ICANN approves .XXX red-light district for the Internet

Eric Brunner-Williams brunner at nic-naa.net
Sat Mar 26 17:14:56 CDT 2011

On 3/26/11 5:17 PM, Scott Howard wrote:
> But do you really believe playboy are going to give up playboy.com?  Or that
> new websites are going to register an address that will result in their
> website not being visible by 1/6th of the worlds population (
> http://uk.ibtimes.com/articles/127009/20110325/india-blocks-xxx-domain.htm -
> and we all know China and several other countries won't be far behind so
> we're probably talking closer to half or more of the worlds population).
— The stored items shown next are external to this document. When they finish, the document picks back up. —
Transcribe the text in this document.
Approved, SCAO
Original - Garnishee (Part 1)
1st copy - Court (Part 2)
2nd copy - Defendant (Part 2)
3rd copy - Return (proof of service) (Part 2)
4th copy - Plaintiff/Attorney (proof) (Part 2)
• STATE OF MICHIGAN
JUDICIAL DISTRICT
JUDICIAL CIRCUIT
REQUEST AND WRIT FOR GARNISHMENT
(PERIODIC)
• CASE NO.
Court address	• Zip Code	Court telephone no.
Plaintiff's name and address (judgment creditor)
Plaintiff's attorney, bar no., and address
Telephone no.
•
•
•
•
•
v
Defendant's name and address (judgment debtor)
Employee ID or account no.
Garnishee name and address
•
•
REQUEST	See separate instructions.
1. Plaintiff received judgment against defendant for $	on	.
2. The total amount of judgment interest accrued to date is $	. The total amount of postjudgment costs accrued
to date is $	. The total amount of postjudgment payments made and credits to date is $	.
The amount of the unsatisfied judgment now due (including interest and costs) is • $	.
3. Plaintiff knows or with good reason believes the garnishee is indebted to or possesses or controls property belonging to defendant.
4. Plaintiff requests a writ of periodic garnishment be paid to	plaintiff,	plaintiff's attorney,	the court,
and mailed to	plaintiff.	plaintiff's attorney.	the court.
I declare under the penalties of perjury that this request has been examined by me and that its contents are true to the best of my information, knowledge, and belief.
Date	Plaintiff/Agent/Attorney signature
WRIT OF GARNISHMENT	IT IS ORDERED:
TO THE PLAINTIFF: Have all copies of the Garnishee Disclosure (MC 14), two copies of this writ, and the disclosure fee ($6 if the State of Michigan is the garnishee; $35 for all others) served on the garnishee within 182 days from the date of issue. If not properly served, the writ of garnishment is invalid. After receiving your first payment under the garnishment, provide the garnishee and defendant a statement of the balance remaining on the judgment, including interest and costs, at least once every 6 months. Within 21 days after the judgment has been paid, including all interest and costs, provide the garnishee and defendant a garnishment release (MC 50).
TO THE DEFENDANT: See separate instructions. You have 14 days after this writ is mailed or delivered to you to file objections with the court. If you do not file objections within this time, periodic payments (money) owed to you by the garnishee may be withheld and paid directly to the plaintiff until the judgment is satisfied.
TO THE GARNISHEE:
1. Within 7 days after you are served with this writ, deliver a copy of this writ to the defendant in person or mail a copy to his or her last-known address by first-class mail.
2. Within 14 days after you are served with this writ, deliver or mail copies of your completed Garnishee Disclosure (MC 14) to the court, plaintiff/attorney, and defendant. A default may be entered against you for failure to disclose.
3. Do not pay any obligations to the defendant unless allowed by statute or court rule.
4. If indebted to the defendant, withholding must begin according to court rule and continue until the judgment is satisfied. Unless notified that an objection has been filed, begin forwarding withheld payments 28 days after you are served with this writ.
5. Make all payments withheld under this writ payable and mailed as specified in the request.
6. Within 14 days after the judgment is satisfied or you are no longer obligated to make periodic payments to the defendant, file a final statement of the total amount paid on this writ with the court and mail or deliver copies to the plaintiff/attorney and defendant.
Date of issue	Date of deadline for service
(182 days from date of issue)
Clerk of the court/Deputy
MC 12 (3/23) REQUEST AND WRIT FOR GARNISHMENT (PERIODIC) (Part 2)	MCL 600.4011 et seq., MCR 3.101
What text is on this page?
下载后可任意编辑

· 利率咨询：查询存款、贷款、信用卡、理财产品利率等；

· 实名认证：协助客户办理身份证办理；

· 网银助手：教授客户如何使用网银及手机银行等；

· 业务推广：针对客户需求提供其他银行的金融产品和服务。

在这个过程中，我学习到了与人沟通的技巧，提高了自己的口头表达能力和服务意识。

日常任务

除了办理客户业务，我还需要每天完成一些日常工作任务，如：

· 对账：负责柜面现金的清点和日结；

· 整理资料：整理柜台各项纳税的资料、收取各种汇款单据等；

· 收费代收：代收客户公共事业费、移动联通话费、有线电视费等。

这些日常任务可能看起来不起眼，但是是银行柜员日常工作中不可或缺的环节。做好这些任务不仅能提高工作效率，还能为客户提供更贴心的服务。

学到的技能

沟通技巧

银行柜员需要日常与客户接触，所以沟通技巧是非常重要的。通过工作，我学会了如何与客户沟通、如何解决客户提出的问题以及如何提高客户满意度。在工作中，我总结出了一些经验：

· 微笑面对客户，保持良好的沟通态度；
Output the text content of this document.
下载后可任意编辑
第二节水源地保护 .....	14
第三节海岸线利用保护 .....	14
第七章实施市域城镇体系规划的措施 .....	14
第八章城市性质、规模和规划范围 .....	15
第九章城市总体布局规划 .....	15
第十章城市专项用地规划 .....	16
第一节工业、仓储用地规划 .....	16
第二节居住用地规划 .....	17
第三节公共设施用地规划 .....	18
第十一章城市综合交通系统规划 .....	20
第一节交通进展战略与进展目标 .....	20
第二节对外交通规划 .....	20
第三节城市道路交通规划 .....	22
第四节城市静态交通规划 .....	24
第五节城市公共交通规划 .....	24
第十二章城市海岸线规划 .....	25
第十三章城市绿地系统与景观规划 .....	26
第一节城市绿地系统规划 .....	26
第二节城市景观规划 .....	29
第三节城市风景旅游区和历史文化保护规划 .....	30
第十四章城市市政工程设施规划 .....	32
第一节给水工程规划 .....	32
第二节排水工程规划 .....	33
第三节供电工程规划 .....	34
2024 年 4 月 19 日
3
Claim 1. That return on investment is proportional to population, 
overlooking the density of graphic displays, and bandwidth 
provisioning, which are probably not prudently overlooked from a 
bizplan perspective.

Google metrics give 72.4 million pages in Estonian, 86.9 million pages 
in Hebrew and 88.1 million pages in Greek, and 108 million pages in 
Hindi in the .com name space, suggesting that the natural traffic for 
existing .com Hindi language (422 million native speakers) properties 
is similar to that of Hebrew (7.6 million speakers, second language 
speakers included), or Greek (11.3 million native speakers) or 
Estonian (1.3 million speakers).

Overlooking differences in currency, disposable incomes, and cultural 
norms, which are probably not prudently overlooked from a bizplan 
perspective, a Hindi targeted .xxx enterprise is about as interesting 
as a Utah or Rhode Island targeted .xxx enterprise.

To put it gently, there is more money in the metro east, Atlanta to 
Boston, than in India, or China, or India and China, even if the 
respective governments wanted revenue shares not firewalls.

> At first glance this might sounds like a good idea, but do you know any
> *.travel or *.asia (etc) websites that don't also have the equivalent or
> similar .com version?  Nobody uses these domains as their only domain, it's
> just yet another one that they will register - and yet more money they need
> to pay to the registries each year to protect their brand.

Claim 2. That domains that have no pre-existing, or simultaneous 
existence in .com form a set of measure zero (or something handwavy 
close to that when I'm not pretending to be a mathematician).

At present at least 50% of all .cat domains have no pre-existing, or 
simultaneous existence in .com or .es.

This form of claim is highly relevant to competition policy, as it may 
be considered a form of "market power". In this form Verisign has 
"market power" relative to .travel/.asia, but has no "market power" 
relative to .cat. Therefore Verisign may exercise that market power 
over registrars selling Verisign's inventory, as well as Afilias' 
inventories, as well as .travel inventory.